オキサトさんに聞こう① 職人さんが減る理由
このコラムは、京都芸術大学京都伝統文化イノベーション研究センターのために書いたものですが掲載が終わっていたので、ここに再掲しました。
Q:
職人さんが減少している状況についてどう思いますか?(岸くん)
職人さんはなぜ減ってしまうのですか?(はるか)
A:
かつては、工芸を買って使ってくれる人、工芸を売ったり職人に仕事を頼んだりしてくれる人、そして工芸をつくる職人さんの3者がよいバランスで存在したので、職人さんは仕事に困らずに作り続けることができました。
しかし、生活スタイルや売り買いする場所が変わり、使い勝手が合わなかったりと、3者の思いや道具としての役割が少しずつズレはじめ、さらには効率的に安価に作られた代用品が、より使いやすく買いやすくなったりと、社会で必要とされる商品の種類は、かつて工芸品に求められたものとは変わっていきました。そして、次第に伝統工芸品は、売り買いされる量も減り、作り続けるにも職人みんなが食べていける多量な仕事の確保が難しくなりました。これが、一番大きな、職人が減った理由だと思います。
他にも理由は幾つもあります。例えば、就職するタイミングの変化です。昔は中学や高校を卒業して、地元の工房や職人に入門するケースが多くありました。今では、大学を卒業してから就職する人が大半です。となると、地元産業としての工芸以外にも多くの魅力的な仕事やこだわりを活かせる仕事を多く知ってから仕事を選べるので、職人という職業が多くの選択肢の中で薄れてしまい希望者自体が減りました。
意外な理由では、農業の変化です。
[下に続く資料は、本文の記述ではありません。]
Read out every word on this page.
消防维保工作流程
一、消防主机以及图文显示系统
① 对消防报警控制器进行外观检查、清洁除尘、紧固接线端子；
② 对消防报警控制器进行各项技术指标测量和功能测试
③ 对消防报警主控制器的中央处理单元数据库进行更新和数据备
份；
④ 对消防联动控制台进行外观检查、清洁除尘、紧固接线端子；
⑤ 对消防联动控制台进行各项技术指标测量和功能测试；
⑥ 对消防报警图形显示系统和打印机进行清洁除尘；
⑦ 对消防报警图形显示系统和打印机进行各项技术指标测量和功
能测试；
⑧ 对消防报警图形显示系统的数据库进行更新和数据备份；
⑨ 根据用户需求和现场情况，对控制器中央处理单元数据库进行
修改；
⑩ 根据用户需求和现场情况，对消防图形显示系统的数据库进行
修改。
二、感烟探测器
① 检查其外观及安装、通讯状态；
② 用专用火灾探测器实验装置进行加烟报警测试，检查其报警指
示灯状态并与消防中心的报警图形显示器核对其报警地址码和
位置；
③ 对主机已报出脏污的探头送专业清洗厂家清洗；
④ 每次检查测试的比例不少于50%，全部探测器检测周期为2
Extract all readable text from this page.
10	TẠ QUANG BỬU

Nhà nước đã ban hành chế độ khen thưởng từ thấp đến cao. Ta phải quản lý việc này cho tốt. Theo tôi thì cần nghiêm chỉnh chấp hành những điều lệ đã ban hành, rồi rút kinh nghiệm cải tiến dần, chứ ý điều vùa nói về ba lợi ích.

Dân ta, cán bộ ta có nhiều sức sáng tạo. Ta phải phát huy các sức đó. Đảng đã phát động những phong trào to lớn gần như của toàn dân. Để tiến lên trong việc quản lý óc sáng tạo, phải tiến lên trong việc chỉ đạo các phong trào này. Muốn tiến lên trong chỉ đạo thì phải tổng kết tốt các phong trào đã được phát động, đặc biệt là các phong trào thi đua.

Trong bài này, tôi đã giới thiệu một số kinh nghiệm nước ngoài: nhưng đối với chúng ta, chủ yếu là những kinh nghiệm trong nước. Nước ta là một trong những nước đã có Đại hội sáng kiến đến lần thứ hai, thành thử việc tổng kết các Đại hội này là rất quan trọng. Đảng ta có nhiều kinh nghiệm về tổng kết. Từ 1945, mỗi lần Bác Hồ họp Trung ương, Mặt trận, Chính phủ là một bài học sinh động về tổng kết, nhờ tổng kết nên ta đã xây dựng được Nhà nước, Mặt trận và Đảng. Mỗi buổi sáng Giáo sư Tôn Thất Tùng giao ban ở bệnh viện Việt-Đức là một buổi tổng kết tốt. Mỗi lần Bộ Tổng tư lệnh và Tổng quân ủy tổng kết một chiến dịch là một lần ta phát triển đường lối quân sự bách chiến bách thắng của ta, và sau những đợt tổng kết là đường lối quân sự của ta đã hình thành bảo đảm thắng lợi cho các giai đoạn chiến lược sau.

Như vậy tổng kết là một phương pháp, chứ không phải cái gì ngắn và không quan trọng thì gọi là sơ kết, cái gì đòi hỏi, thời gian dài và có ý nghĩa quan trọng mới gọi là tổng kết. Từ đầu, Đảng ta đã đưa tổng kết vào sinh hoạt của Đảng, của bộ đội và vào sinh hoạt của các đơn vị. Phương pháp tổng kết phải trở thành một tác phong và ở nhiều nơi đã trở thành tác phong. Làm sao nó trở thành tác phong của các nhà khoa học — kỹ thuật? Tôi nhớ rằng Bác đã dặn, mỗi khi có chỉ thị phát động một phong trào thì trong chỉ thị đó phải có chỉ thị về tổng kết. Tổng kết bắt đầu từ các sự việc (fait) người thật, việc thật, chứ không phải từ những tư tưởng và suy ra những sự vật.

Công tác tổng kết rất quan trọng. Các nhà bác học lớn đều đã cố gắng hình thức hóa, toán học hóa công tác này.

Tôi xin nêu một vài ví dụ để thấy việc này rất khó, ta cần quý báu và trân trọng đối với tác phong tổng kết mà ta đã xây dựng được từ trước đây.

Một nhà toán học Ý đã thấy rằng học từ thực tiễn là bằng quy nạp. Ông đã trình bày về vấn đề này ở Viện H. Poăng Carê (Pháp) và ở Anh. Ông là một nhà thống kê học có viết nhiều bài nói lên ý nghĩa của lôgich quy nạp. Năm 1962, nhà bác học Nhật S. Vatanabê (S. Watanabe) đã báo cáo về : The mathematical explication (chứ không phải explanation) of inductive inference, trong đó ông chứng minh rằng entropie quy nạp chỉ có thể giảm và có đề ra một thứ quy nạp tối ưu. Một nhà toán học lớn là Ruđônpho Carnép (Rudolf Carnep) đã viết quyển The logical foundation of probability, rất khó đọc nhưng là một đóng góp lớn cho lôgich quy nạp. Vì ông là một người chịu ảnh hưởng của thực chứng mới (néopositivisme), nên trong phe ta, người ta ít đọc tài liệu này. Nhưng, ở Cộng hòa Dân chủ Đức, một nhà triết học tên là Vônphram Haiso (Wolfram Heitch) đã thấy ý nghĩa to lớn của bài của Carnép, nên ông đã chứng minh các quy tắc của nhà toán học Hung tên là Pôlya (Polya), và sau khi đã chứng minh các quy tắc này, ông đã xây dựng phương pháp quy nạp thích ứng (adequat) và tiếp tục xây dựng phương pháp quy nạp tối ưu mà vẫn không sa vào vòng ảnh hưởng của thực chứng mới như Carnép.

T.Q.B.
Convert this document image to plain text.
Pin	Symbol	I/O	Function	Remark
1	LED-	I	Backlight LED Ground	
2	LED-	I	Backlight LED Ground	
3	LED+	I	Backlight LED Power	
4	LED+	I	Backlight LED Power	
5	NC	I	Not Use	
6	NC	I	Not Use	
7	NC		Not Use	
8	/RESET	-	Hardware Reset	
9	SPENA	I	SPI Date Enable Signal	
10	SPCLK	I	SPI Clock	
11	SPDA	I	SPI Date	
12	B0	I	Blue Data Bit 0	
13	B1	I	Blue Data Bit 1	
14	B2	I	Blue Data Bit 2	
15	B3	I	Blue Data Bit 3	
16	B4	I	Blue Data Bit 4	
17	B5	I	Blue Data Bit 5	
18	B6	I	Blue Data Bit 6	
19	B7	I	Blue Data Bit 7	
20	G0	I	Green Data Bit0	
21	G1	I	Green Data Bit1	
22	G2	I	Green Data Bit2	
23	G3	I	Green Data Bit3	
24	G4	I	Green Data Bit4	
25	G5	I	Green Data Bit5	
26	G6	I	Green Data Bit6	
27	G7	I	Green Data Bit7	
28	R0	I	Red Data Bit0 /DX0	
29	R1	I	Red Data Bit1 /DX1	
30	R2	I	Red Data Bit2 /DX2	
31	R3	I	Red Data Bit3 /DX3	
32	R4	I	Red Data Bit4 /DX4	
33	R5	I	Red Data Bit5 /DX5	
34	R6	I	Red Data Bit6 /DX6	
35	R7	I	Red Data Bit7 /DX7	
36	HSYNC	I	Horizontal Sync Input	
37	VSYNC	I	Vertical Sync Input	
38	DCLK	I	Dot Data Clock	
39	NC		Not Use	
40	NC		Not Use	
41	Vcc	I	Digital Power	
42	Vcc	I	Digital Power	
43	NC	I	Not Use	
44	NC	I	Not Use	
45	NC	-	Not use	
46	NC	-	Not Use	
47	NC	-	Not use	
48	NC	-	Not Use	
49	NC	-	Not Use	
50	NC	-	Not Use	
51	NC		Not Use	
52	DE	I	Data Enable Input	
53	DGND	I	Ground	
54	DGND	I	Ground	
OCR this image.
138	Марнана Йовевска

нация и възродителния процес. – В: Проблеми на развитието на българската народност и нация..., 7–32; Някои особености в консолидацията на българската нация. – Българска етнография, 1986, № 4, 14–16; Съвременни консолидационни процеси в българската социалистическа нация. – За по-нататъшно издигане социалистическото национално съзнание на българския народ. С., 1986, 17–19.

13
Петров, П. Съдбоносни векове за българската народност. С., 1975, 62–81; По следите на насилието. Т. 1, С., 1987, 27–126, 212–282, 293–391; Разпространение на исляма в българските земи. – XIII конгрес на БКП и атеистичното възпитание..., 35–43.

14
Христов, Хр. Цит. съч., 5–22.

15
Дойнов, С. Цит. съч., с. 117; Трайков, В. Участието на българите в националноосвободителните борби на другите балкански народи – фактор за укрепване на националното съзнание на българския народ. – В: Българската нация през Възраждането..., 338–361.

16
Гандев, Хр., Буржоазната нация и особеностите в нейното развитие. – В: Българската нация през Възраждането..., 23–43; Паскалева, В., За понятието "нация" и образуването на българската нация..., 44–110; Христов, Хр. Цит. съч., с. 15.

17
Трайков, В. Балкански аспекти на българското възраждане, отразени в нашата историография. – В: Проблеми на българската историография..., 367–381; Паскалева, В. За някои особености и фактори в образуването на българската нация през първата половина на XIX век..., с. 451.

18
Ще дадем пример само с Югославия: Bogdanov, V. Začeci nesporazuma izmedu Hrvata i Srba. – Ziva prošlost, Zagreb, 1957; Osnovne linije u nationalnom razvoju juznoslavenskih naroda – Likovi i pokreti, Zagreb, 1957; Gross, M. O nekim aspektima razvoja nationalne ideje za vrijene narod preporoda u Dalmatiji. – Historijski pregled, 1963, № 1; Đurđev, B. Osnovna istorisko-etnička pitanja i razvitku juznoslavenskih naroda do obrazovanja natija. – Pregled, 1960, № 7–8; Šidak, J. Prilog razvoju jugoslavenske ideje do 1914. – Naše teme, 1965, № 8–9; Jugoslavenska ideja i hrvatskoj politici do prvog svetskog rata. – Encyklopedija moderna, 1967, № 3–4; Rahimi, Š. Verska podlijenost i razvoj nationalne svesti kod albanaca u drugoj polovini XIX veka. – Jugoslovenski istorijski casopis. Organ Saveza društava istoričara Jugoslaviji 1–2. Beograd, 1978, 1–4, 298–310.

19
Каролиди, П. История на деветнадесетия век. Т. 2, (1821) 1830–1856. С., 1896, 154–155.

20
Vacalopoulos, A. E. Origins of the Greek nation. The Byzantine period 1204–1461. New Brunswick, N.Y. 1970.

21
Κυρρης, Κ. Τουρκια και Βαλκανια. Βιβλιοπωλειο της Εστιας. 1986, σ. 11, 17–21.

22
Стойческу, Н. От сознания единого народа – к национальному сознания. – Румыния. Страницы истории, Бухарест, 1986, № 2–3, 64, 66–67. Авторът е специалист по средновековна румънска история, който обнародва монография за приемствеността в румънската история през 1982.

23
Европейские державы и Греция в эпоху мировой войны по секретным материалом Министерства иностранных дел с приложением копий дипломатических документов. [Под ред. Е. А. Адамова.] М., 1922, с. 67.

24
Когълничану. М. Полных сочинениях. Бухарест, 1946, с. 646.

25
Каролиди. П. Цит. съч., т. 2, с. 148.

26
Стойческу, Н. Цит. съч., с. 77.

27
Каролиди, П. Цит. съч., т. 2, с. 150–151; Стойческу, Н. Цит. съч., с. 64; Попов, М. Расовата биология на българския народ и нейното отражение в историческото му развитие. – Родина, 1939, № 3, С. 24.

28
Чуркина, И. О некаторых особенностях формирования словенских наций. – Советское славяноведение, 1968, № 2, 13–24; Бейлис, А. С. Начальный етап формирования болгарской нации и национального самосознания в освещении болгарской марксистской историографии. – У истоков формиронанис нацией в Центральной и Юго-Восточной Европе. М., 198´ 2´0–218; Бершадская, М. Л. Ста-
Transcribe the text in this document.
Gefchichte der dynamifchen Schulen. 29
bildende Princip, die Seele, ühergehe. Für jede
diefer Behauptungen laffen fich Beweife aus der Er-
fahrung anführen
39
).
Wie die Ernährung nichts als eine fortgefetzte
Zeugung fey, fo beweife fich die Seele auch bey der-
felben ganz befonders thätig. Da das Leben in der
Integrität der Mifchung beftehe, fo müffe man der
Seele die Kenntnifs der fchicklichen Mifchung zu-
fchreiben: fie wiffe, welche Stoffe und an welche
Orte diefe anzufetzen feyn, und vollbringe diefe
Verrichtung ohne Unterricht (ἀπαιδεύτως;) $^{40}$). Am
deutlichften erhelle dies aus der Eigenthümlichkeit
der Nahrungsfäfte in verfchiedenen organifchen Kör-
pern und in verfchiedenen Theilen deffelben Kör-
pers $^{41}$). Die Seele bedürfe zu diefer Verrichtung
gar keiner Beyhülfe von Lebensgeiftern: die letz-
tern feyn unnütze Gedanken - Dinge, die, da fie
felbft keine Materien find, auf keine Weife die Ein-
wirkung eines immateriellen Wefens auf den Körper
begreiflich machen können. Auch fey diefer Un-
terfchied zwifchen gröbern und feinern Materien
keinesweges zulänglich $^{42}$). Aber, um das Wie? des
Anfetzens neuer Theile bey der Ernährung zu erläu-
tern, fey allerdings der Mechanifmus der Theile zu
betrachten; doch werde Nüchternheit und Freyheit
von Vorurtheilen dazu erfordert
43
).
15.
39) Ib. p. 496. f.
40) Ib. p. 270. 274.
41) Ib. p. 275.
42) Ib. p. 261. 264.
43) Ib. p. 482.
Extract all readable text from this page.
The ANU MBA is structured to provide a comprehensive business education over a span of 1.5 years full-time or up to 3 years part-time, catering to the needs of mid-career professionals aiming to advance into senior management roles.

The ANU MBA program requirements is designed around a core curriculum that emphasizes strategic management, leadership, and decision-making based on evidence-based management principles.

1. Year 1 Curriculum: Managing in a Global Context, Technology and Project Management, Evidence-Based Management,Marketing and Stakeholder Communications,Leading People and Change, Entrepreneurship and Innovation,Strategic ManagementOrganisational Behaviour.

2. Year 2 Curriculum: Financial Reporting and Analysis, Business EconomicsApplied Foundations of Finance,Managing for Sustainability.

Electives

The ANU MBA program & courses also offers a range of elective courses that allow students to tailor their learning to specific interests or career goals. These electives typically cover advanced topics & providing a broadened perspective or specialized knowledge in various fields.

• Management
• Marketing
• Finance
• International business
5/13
工芸の素材調達や道具づくりなどは農家や山間部の農閑期・休耕期に支えられていました。実はいまも手織りの伝統的な織物などは各地の農家が支えています。しかし、年中忙しい兼業農家が増え、山間部からも人が減り、工芸を支えてくれた各地の作業者がいなくなり、作りたくても作り続けることができずに廃業する工房もあります。
もちろん、いずれも、根底にはよりよい生活や、よりよい賃金などを求めた結果があるのでしょうが、単に需要の変化による売上の減少だけでなく、このように、進学や国内各地の就労スタイルの変化などが複雑に重なって職人が減ったというのが実状です。
ただ、職人は減る一方な訳でもありません。最近は、その地域の素材や歴史や自然を積み重ねてつくる伝統産業への関心は広がりはじめ、職人の仕事現場にいける『仕事旅行社』、富山で宿泊しながら職人仕事を楽しむ『BED&CRAFT』、兵庫のデザイン事務所が若い職人を育てるために立ち上げた『MUJUN WORK SHOP』など、職人になるためのきっかけの場も増えています。
僕自身、伝統工芸はじまって以来の低迷期であるここから、どう新しい息吹を吹き込みながら伝統工芸の職人さんが残っていくかとても楽しみです。実際に僕の周りには20代や30代の職人が多くいます。やった分だけが形として残り、知恵を絞った分だけ仕上がりが向上する仕事にやり甲斐を感じながら、素材と文化に立ち向かう姿を見るたびにほれぼれします。もし、プロデューサーという仕事が職人にとって必要ない時代だったならば僕自身、職人の道を歩んでいたかもしれません。